The plague’s horrors were unparalleled. Victims died within hours of the first symptoms, enduring tumescent swellings and hemorrhaging fevers. Families broke apart as survivors abandoned their dying loved ones to avoid contagion. Even animals became infected: dogs, cats, birds, chickens died. Cities were overwhelmed with decomposing corpses, and societal collapse ensued. City administration, food production and commerce ground to a halt. Public order could not be kept. Scavenging and thievery from the homes of the wealthy dead was the rule of the day. There was a surplus of goods of every kind at first: food, clothing, luxuries. Common women went about in the clothes and jewels stolen from the homes of the aristocratic ladies who had died. Morals relaxed, people lived as they pleased.
While some indulged in hedonism, others turned to extreme penitence, forming flagellant groups who marched and whipped themselves in public acts of atonement. Doctors fled the cities, while charlatans hawked false remedies.
Amid this turmoil, the brothers and sisters of all religious orders risked their lives to care for the sick. Many died, and the community of Santa Lucia never fully recovered, although a few stragglers continued to inhabit the place. Its buildings soon fell into disrepair, with some repurposed as granaries or barns. By the eighteenth century, Napoleonic reforms led to the hermitage’s closure, and it was converted into a farmhouse before being abandoned.
Though some buildings of the convent were still intact in the nineteenth century, its ruins now stand today as a poignant reminder of a once-thriving spiritual haven. The hermits never returned, and their voices of prayer have faded, leaving only the silent embrace of the forest to guard their legacy.

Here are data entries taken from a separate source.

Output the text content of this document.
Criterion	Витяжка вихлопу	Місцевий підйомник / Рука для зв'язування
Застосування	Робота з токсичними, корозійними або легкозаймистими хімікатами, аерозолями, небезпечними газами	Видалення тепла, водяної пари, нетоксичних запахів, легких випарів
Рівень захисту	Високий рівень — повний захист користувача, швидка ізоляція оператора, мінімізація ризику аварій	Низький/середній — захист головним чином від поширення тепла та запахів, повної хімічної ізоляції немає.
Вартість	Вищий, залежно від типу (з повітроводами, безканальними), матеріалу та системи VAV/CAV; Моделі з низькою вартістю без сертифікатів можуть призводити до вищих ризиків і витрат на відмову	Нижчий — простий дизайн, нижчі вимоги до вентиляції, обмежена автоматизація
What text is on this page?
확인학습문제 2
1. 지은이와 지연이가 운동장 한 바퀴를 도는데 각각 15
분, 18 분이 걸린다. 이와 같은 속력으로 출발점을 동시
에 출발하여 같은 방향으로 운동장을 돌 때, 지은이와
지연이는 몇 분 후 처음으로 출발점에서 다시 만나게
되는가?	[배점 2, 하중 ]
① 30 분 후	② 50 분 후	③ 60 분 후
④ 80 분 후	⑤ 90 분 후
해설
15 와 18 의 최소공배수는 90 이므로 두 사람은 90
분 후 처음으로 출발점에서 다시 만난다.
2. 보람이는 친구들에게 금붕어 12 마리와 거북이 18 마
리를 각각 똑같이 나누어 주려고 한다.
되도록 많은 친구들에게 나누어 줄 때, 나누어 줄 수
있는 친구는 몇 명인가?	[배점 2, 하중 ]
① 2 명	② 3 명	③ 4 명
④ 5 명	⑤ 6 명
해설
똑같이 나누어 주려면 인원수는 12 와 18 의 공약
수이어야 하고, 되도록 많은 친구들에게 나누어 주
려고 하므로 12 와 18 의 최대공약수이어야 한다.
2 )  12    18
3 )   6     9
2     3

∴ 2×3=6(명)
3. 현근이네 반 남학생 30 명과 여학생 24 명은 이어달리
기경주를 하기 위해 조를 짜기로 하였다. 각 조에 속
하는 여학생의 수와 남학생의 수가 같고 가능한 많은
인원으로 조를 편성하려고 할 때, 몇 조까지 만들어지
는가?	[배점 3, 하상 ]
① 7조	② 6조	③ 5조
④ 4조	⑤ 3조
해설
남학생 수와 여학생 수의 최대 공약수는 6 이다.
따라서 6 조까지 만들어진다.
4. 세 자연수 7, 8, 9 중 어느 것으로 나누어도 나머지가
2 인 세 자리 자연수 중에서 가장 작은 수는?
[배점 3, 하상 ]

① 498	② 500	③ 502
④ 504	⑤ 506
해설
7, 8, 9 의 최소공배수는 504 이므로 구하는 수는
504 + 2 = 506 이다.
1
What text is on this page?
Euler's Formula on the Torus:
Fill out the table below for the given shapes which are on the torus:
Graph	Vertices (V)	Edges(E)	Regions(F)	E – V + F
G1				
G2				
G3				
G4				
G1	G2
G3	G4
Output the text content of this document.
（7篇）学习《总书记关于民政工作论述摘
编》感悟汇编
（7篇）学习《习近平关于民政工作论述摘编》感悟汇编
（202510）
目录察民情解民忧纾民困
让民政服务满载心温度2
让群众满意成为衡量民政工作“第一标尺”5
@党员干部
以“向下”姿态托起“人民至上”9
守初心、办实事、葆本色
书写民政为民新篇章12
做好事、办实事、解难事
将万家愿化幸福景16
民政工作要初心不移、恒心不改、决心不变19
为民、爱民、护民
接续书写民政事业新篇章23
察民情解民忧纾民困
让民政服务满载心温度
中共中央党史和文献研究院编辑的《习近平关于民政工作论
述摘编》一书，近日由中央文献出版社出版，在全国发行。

The hermits first sought shelter here when their society was coming apart. For almost a millennium, they flourished until a new crisis called them away – sacrificing not only their forest solitude but their very lives for others in the name of Christ. As we head into 2025, it feels as if the world is unraveling and that a tide of ignorance, fear, superstition and greed is about to wash over us again. Preppers eagerly await the opportunity to prove that the end times have arrived and seem to believe they can construct a DIY haven, safe from climate disasters, wars, deadly contagion. The hermits of Santa Lucia have a lesson to teach us. Their sacrifice reminds us that true sanctuary is not built from walls or provisions, but from a willingness to serve others, even at great personal cost—a lesson as urgent today as it was in their time.
Thank you for this little dedication,
you’ve inspired me to go and find this little spot and read this article again when I’m there.
Amazing post! Thank you. I really enjoyed it. :) Ladies wearing jewels from women who died from the plague...I'm tucking this away. It is this kind of detail that makes historical fiction great.